Milwaukee’s Rockwell Automation sells both industrial automation hardware and software. Perhaps its best-known brand is its Allen-Bradley line of automation components and integrated control systems that include monitoring products, lighting and motion control, networks security and infrastructure, sensors and power supplies.
Rockwell has been branding itself as creating “the connected enterprise” in advanced manufacturing and signed a strategic partnership with PTC in June that is already delivering products to the market.
Analysts are expecting decent growth looking forward – 4% sales increases both this year and next, but significantly better 11% and 8% bottom-line improvements in 2019 and 2020. It is a bit on the pricey side, however, trading at more than 17 times future estimates and three times sales. The yield isn’t much better than the market, either, at just 2.2% in yield. But it makes up for it in dividend growth; the payout has ballooned by 67% over the past five years.
Edward Jones currently has a “Hold” rating on the stock, and Windau says that “Rockwell’s business is heavily influenced by the health of the industrial economy.” If trade friction forces companies to make more goods in the U.S., he says, business could pick up this year.
Industrial conglomerate 3M isn’t a pure play on anything, and that includes industrial automation. Its businesses are wide-reaching, and in fact, most people recognize 3M for its consumer brands, which include Post-it notes, Scotch-Brite and 3M-branded window insulation. But 3M makes everything from traffic signs to health information systems, including software used in the production of food and drugs.
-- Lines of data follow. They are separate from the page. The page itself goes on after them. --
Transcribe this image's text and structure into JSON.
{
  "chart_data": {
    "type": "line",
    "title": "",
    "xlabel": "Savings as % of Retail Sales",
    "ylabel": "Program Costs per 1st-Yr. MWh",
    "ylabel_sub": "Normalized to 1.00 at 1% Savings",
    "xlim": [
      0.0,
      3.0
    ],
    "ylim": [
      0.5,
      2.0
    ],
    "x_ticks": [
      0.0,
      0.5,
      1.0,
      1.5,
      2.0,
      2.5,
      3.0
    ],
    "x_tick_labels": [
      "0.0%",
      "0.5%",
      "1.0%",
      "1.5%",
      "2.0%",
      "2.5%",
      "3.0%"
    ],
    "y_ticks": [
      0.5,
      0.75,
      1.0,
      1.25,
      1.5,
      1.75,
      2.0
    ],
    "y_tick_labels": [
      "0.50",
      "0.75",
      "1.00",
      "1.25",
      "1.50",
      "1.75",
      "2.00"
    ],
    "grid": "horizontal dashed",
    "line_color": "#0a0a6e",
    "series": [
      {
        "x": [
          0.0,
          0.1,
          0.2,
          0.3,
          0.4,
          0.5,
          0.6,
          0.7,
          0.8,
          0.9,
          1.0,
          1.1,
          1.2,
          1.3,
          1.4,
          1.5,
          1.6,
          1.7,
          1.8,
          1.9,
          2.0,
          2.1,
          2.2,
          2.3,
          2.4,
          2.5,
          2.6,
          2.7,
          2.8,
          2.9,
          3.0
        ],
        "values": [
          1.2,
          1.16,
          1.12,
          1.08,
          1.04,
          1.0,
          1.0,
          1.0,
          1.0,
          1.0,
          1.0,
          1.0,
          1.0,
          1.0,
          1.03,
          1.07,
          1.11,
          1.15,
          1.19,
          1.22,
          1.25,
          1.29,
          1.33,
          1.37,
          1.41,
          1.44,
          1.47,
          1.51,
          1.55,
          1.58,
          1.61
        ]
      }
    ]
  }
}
It also has a hand in industrial automation, but mainly through components. For instance, its 3M Link Connectors, Mini-Clamp II Plug and Power Clamp Connectors are typically applied in factory automation and industrial controls. The company also has partnered with Eckhart to develop an automated robotic taping system, leveraging 3M’s adhesives expertise. And many of its products find their way into factories regardless of the level of automation, whether it’s abrasives, filtration or even just lightweight futuristic materials.
Bailey of FBB Capital Partners says, “3M could see more rapid growth coming out of the other side of a recession as cyclical customers ramp up orders.”
3M also is a true dividend superstar. The company not only is in the ranks of the Dividend Aristocrats, which boast a minimum of 25 consecutive years of annual dividend increases. But at 60 years counting, it owns one of the longest dividend-growth histories among all dividend stocks.